The Court’s questions hinted they believed the legislation was personal, was intended as revenge against the court, and that this might violate an agreement Netanyahu made to recuse himself from any legislation connected to ongoing corruption charges against him.
Hundreds of anti-government protesters demonstrate near Prime Minister Benjamin Netanyahu’s home on Gaza Street in Jerusalem ahead of today’s key High Court of Justice hearing on petitions against the coalition’s recusal law, which shields prime ministers from being forced by the court or by the attorney general to step down.

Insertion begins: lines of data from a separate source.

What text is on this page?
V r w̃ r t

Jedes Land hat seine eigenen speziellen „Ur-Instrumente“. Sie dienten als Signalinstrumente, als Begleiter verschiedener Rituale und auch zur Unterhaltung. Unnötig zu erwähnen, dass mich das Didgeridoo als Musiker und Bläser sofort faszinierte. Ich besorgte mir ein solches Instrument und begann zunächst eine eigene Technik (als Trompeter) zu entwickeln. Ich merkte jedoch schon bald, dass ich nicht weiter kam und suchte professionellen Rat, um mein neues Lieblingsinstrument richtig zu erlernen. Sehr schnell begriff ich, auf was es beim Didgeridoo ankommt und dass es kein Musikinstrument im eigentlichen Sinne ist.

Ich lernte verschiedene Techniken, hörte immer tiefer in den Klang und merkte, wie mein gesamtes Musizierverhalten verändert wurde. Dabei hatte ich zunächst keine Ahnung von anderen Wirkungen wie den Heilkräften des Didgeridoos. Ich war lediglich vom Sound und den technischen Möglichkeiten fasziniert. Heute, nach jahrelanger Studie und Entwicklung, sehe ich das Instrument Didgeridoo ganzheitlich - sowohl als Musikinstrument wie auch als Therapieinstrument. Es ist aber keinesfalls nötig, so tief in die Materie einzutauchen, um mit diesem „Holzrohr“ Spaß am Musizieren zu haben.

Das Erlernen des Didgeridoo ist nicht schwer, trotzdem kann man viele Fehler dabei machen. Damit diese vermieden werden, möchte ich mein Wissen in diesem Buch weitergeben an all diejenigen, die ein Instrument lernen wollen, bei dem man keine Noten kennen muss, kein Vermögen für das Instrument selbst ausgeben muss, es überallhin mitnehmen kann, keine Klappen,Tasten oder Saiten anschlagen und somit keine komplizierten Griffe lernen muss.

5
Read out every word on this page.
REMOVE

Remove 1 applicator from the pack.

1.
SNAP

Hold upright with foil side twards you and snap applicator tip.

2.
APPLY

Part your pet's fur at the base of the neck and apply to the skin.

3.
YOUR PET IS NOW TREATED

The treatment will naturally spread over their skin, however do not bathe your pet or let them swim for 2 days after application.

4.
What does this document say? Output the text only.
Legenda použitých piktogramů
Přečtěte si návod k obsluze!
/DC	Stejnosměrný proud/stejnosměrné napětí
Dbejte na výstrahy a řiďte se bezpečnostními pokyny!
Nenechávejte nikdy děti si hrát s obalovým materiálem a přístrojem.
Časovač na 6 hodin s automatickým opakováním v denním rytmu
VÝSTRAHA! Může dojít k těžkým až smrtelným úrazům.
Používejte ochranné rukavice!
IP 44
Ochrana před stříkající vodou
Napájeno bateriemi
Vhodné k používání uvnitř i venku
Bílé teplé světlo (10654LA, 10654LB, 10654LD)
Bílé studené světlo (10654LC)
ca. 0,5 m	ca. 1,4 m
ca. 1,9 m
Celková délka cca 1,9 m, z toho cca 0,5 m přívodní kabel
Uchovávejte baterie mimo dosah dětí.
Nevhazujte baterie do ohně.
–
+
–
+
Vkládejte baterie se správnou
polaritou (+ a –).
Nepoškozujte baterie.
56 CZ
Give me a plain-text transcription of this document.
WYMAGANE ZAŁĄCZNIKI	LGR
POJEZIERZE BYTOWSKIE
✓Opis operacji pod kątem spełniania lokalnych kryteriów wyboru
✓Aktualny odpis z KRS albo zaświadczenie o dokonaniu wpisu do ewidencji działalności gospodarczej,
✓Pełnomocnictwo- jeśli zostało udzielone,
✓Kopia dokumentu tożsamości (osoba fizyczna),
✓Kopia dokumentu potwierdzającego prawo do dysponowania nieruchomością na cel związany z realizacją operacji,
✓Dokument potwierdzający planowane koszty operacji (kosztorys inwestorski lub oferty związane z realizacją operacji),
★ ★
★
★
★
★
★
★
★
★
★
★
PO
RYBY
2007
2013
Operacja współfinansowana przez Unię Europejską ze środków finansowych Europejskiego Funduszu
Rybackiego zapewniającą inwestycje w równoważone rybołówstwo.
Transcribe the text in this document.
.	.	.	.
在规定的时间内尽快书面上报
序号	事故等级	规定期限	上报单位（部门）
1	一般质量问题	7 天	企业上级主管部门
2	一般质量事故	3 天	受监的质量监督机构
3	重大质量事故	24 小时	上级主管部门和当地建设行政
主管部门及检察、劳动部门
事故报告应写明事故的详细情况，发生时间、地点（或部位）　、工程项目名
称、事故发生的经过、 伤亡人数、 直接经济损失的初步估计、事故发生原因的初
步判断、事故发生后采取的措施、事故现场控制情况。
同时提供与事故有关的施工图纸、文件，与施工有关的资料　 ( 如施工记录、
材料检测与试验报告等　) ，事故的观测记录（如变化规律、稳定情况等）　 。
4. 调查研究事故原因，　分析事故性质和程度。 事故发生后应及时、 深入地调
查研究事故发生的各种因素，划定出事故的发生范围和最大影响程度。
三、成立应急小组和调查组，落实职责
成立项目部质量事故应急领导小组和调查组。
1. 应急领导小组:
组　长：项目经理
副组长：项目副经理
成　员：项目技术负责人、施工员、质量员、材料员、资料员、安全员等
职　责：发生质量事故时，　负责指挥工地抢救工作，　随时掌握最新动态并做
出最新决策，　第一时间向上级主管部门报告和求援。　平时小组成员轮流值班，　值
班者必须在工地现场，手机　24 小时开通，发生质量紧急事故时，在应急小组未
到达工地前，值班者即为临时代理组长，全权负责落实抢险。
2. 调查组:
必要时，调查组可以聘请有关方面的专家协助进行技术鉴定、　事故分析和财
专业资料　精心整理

The controversial law — an amendment to a quasi-constitutional Basic Law — is widely seen as designed, among other things, to protect Netanyahu from the consequences of a conflict of interest agreement he signed in 2020 that allowed him to serve as premier while on trial for corruption charges. Under that deal, Netanyahu committed not to involve himself in judicial matters that could affect his ongoing trial.
The current government has been pushing through a comprehensive overhaul of the judiciary and Attorney General Gali Baharav-Miara has declared Netanyahu to be in violation of the deal, though she has said she isn’t considering ordering the premier to recuse himself.